What is the difference between standardscaler and normalizer in sklearn.preprocessing module? Don't both do the same thing? i.e remove mean and scale using deviation?
8 Answers
From the Normalizer docs:
Each sample (i.e. each row of the data matrix) with at least one non zero component is rescaled independently of other samples so that its norm (l1 or l2) equals one.
And StandardScaler
Standardize features by removing the mean and scaling to unit variance
In other words Normalizer acts row-wise and StandardScaler column-wise. Normalizer does not remove the mean and scale by deviation but scales the whole row to unit norm.
This visualization and article by Ben helps a lot in illustrating the idea.
The StandardScaler assumes your data is normally distributed within each feature. By "removing the mean and scaling to unit variance", you can see in the picture now they have the same "scale" regardless of its original one.
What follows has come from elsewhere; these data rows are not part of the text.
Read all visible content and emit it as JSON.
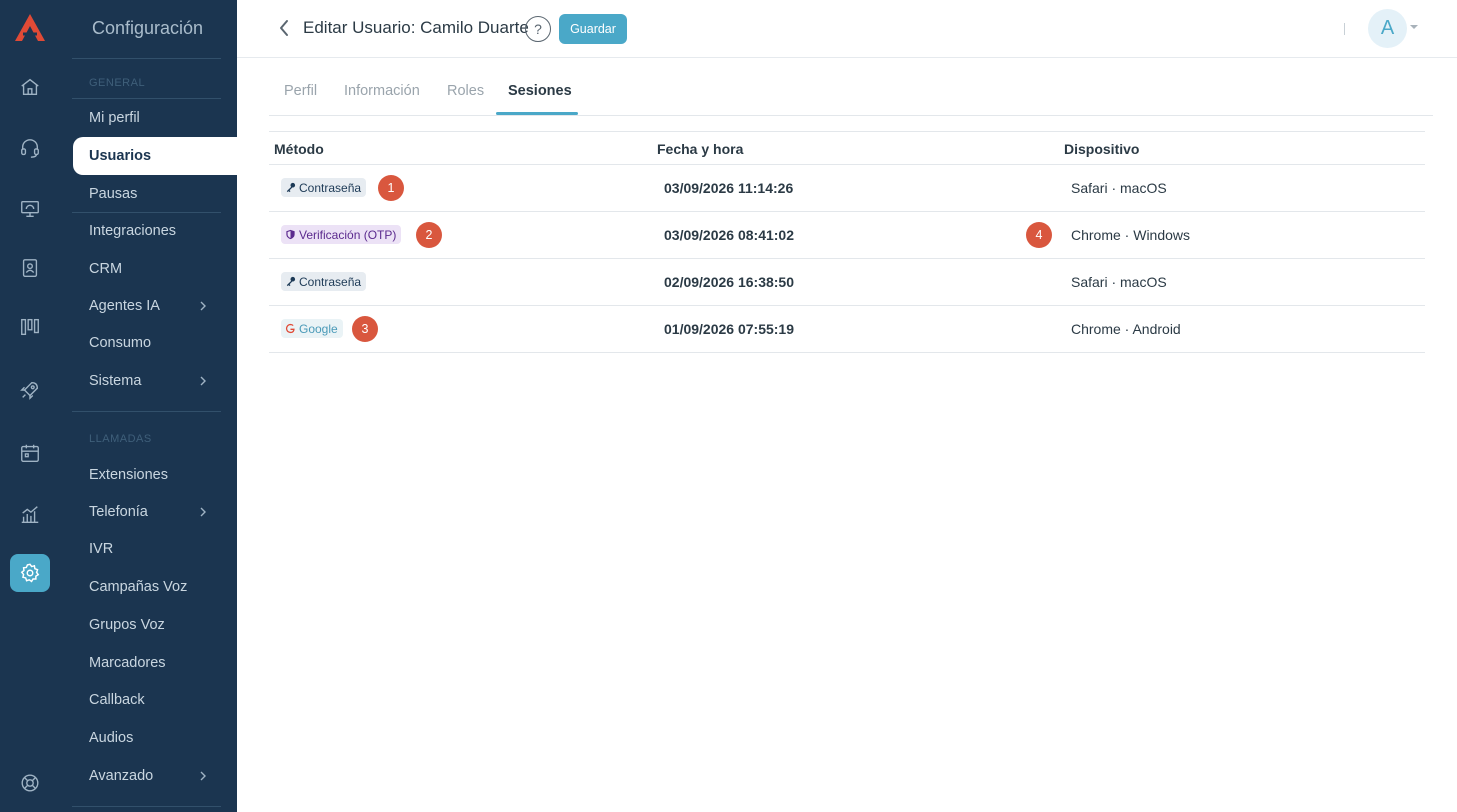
{
  "colors": {
    "sidebar_bg": "#1b3550",
    "accent": "#4aa8c8",
    "marker": "#d9573e",
    "logo": "#e04a36"
  },
  "rail": {
    "icons": [
      "logo-icon",
      "home-icon",
      "headset-icon",
      "monitor-icon",
      "contacts-icon",
      "columns-icon",
      "rocket-icon",
      "calendar-icon",
      "analytics-icon",
      "settings-icon",
      "support-icon"
    ]
  },
  "sidebar": {
    "title": "Configuración",
    "section_general": "GENERAL",
    "section_calls": "LLAMADAS",
    "items": [
      {
        "label": "Mi perfil"
      },
      {
        "label": "Usuarios"
      },
      {
        "label": "Pausas"
      },
      {
        "label": "Integraciones"
      },
      {
        "label": "CRM"
      },
      {
        "label": "Agentes IA"
      },
      {
        "label": "Consumo"
      },
      {
        "label": "Sistema"
      },
      {
        "label": "Extensiones"
      },
      {
        "label": "Telefonía"
      },
      {
        "label": "IVR"
      },
      {
        "label": "Campañas Voz"
      },
      {
        "label": "Grupos Voz"
      },
      {
        "label": "Marcadores"
      },
      {
        "label": "Callback"
      },
      {
        "label": "Audios"
      },
      {
        "label": "Avanzado"
      }
    ]
  },
  "header": {
    "title": "Editar Usuario: Camilo Duarte",
    "help": "?",
    "save_label": "Guardar",
    "avatar_initial": "A"
  },
  "tabs": [
    {
      "label": "Perfil"
    },
    {
      "label": "Información"
    },
    {
      "label": "Roles"
    },
    {
      "label": "Sesiones"
    }
  ],
  "table": {
    "headers": [
      "Método",
      "Fecha y hora",
      "Dispositivo"
    ],
    "rows": [
      {
        "method": "Contraseña",
        "datetime": "03/09/2026 11:14:26",
        "device": "Safari · macOS",
        "marker": "1"
      },
      {
        "method": "Verificación (OTP)",
        "datetime": "03/09/2026 08:41:02",
        "device": "Chrome · Windows",
        "marker": "2",
        "marker_device": "4"
      },
      {
        "method": "Contraseña",
        "datetime": "02/09/2026 16:38:50",
        "device": "Safari · macOS"
      },
      {
        "method": "Google",
        "datetime": "01/09/2026 07:55:19",
        "device": "Chrome · Android",
        "marker": "3"
      }
    ]
  }
}
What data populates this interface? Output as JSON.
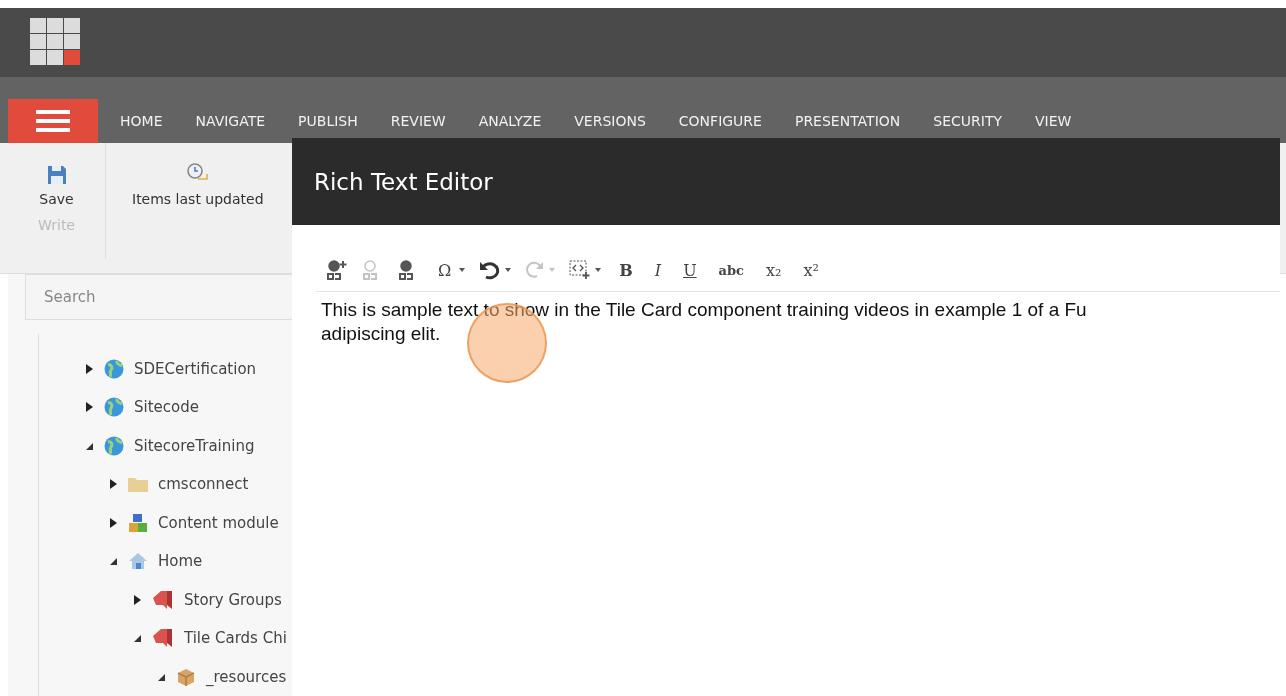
{
  "nav": {
    "tabs": [
      {
        "label": "HOME",
        "selected": false
      },
      {
        "label": "NAVIGATE",
        "selected": false
      },
      {
        "label": "PUBLISH",
        "selected": false
      },
      {
        "label": "REVIEW",
        "selected": false
      },
      {
        "label": "ANALYZE",
        "selected": false
      },
      {
        "label": "VERSIONS",
        "selected": false
      },
      {
        "label": "CONFIGURE",
        "selected": false
      },
      {
        "label": "PRESENTATION",
        "selected": false
      },
      {
        "label": "SECURITY",
        "selected": false
      },
      {
        "label": "VIEW",
        "selected": false
      }
    ]
  },
  "ribbon": {
    "save_label": "Save",
    "group_label": "Write",
    "items_label": "Items last updated"
  },
  "search": {
    "placeholder": "Search"
  },
  "tree": [
    {
      "label": "SDECertification",
      "kind": "globe",
      "expanded": false
    },
    {
      "label": "Sitecode",
      "kind": "globe",
      "expanded": false
    },
    {
      "label": "SitecoreTraining",
      "kind": "globe",
      "expanded": true,
      "children": [
        {
          "label": "cmsconnect",
          "kind": "folder",
          "expanded": false
        },
        {
          "label": "Content module",
          "kind": "modules",
          "expanded": false
        },
        {
          "label": "Home",
          "kind": "home",
          "expanded": true,
          "children": [
            {
              "label": "Story Groups",
              "kind": "bookmark",
              "expanded": false
            },
            {
              "label": "Tile Cards Chi",
              "kind": "bookmark",
              "expanded": true,
              "children": [
                {
                  "label": "_resources",
                  "kind": "box",
                  "expanded": true
                }
              ]
            }
          ]
        }
      ]
    }
  ],
  "dialog": {
    "title": "Rich Text Editor",
    "toolbar": [
      {
        "kind": "link-add",
        "disabled": false,
        "dropdown": false
      },
      {
        "kind": "link-remove",
        "disabled": true,
        "dropdown": false
      },
      {
        "kind": "link-edit",
        "disabled": false,
        "dropdown": false
      },
      {
        "kind": "symbol",
        "text": "Ω",
        "disabled": false,
        "dropdown": true
      },
      {
        "kind": "undo",
        "disabled": false,
        "dropdown": true
      },
      {
        "kind": "redo",
        "disabled": true,
        "dropdown": true
      },
      {
        "kind": "snippet",
        "disabled": false,
        "dropdown": true
      },
      {
        "kind": "bold",
        "text": "B",
        "disabled": false,
        "dropdown": false
      },
      {
        "kind": "italic",
        "text": "I",
        "disabled": false,
        "dropdown": false
      },
      {
        "kind": "underline",
        "text": "U",
        "disabled": false,
        "dropdown": false
      },
      {
        "kind": "strike",
        "text": "abc",
        "disabled": false,
        "dropdown": false
      },
      {
        "kind": "subscript",
        "text": "x₂",
        "disabled": false,
        "dropdown": false
      },
      {
        "kind": "superscript",
        "text": "x²",
        "disabled": false,
        "dropdown": false
      }
    ],
    "content_lines": [
      "This is sample text to show in the Tile Card component training videos in example 1 of a Fu",
      "adipiscing elit."
    ]
  }
}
In addition to the excellent suggestion by @vincentlcy to view this article, there is now an example in the Scikit-Learn documentation here. An important difference is that Normalizer()
is applied to each sample (i.e., row) rather than column. This may work only for certain datasets that fit its assumption of similar types of data in each column.
StandardScaler() standardizes features (such as the features of the person data i.e height, weight)by removing the mean and scaling to unit variance.
(unit variance: Unit variance means that the standard deviation of a sample as well as the variance will tend towards 1 as the sample size tends towards infinity.)
Normalizer() rescales each sample. For example rescaling each company's stock price independently of the other.
Some stocks are more expensive than others. To account for this, we normalize it. The Normalizer will separately transform each company's stock price to a relative scale.
Building off of the answer from @TerrenceJ, here is the code to manually calculate the Normalizer-transformed result from the example in the first SKLearn documentation (and note that this reflects the default "l2" normalization).
# create the original example
X = [[4, 1, 2, 2],
[1, 3, 9, 3],
[5, 7, 5, 1]]
# Manual Method:
# get the square root of the sum of squares for each record ("row")
import numpy as np
div = [np.sqrt(np.sum(np.power(X[i], 2))) for i in range(len(X))]
# divide each value by its record's respective square root of the sum of squares
np.array([X[k] / div[k] for k in range(len(X))])
# array([[0.8, 0.2, 0.4, 0.4],
# [0.1, 0.3, 0.9, 0.3],
# [0.5, 0.7, 0.5, 0.1]])
# SKLearn API Method:
from sklearn.preprocessing import Normalizer
Normalizer().fit_transform(X)
# array([[0.8, 0.2, 0.4, 0.4],
# [0.1, 0.3, 0.9, 0.3],
# [0.5, 0.7, 0.5, 0.1]])
Perhaps a helpful example:
With Normalizer, it seems that the default operation is to divide each data point in a row, by the norm of the row.
For example, given a row [4,1,2,2]
, the norm is: .
The normalized row is then:
[4/5, 1/5, 2/5, 2/5]= [0.8, 0.2, 0.4, 0.4]
This is the first row of the example from the SKLearn docs.